Public blockchains are always better than private blockchains when it comes to openness and interoperability. Private chains are, however, traditionally offer stronger confidentiality, making it more attractive -institutions that need to keep data private. In FHE, public blockchains can match private chains of confidentiality without surrendering their major strengths.
Challenges to solve, but there are no reasons to give up
All of the above sounds great, but if the Defi really goes to size and bring trillions still stuck to traditional finances, more than private credit scores and confidential lending pools. A completely new foundation should be created, and there are many design challenges to deal with first, such as destruction. The scandal values are complicated by those who are the ones who are complicated. FHE supports comparisons, but notification of fluids that are careful may require -centered events or offchain relays.
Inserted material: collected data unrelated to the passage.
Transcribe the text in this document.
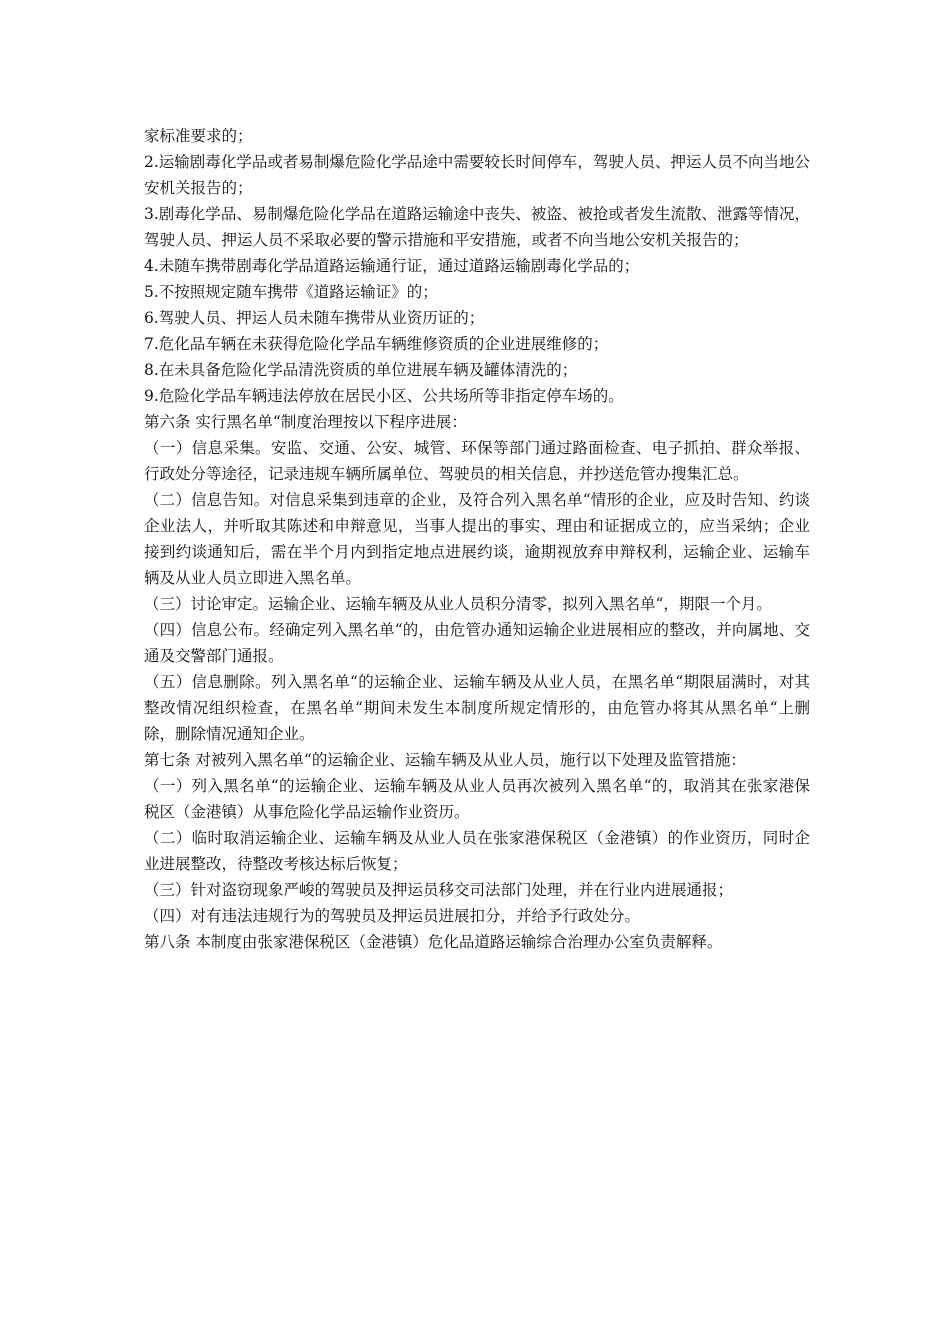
家标准要求的；

2.运输剧毒化学品或者易制爆危险化学品途中需要较长时间停车，驾驶人员、押运人员不向当地公安机关报告的；

3.剧毒化学品、易制爆危险化学品在道路运输途中丧失、被盗、被抢或者发生流散、泄露等情况，驾驶人员、押运人员不采取必要的警示措施和平安措施，或者不向当地公安机关报告的；

4.未随车携带剧毒化学品道路运输通行证，通过道路运输剧毒化学品的；

5.不按照规定随车携带《道路运输证》的；

6.驾驶人员、押运人员未随车携带从业资历证的；

7.危化品车辆在未获得危险化学品车辆维修资质的企业进展维修的；

8.在未具备危险化学品清洗资质的单位进展车辆及罐体清洗的；

9.危险化学品车辆违法停放在居民小区、公共场所等非指定停车场的。

第六条 实行黑名单“制度治理按以下程序进展：

（一）信息采集。安监、交通、公安、城管、环保等部门通过路面检查、电子抓拍、群众举报、行政处分等途径，记录违规车辆所属单位、驾驶员的相关信息，并抄送危管办搜集汇总。

（二）信息告知。对信息采集到违章的企业，及符合列入黑名单“情形的企业，应及时告知、约谈企业法人，并听取其陈述和申辩意见，当事人提出的事实、理由和证据成立的，应当采纳；企业接到约谈通知后，需在半个月内到指定地点进展约谈，逾期视放弃申辩权利，运输企业、运输车辆及从业人员立即进入黑名单。

（三）讨论审定。运输企业、运输车辆及从业人员积分清零，拟列入黑名单“，期限一个月。

（四）信息公布。经确定列入黑名单“的，由危管办通知运输企业进展相应的整改，并向属地、交通及交警部门通报。

（五）信息删除。列入黑名单“的运输企业、运输车辆及从业人员，在黑名单“期限届满时，对其整改情况组织检查，在黑名单“期间未发生本制度所规定情形的，由危管办将其从黑名单“上删除，删除情况通知企业。

第七条 对被列入黑名单“的运输企业、运输车辆及从业人员，施行以下处理及监管措施：

（一）列入黑名单“的运输企业、运输车辆及从业人员再次被列入黑名单“的，取消其在张家港保税区（金港镇）从事危险化学品运输作业资历。

（二）临时取消运输企业、运输车辆及从业人员在张家港保税区（金港镇）的作业资历，同时企业进展整改，待整改考核达标后恢复；

（三）针对盗窃现象严峻的驾驶员及押运员移交司法部门处理，并在行业内进展通报；

（四）对有违法违规行为的驾驶员及押运员进展扣分，并给予行政处分。

第八条 本制度由张家港保税区（金港镇）危化品道路运输综合治理办公室负责解释。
Credit systems are another place of complexity. The structure of the KYC -residents and the default implementation requires legal and technical alignment; The challenge is to balance confidentiality and responsibility.
MEV protection is also required for further work. Storing transaction values is a great start, but pairing encrypted values with batching or time-lock so that the patterns may be needed to be completely defended.
Liquidness is also affected; CWeth divides from wrapped ether (weth), but yield incentives or seamless wrappers can bridge this space. From a UX point of view, decryption tools should be simple of purse.
Finally, oracles cause a unique problem. Public prices can be indicated in values, but compatible FHEs can solve it later.
None of these are dealbreakers, simple puzzles. They must be resolved before reaching Defi’s full potential. Institutions do not appear if each motion is public, and retail users do not have to give up privacy or overcollateralize to obtain credit. With developments in FHE’s rapid transition, perhaps the defi efficiency, Swiss-Bank confidentiality and onchain credit-all onchain-is almost reached.
Opinion by: Jason Delabays, blockchain ecosystem leading Zama.
This article is for general information purposes and is not intended to be and should not be done as legal or investment advice. The views, attitudes, and opinions expressed here are unique and do not necessarily reflect or represent the views and opinions of the cointelegraph.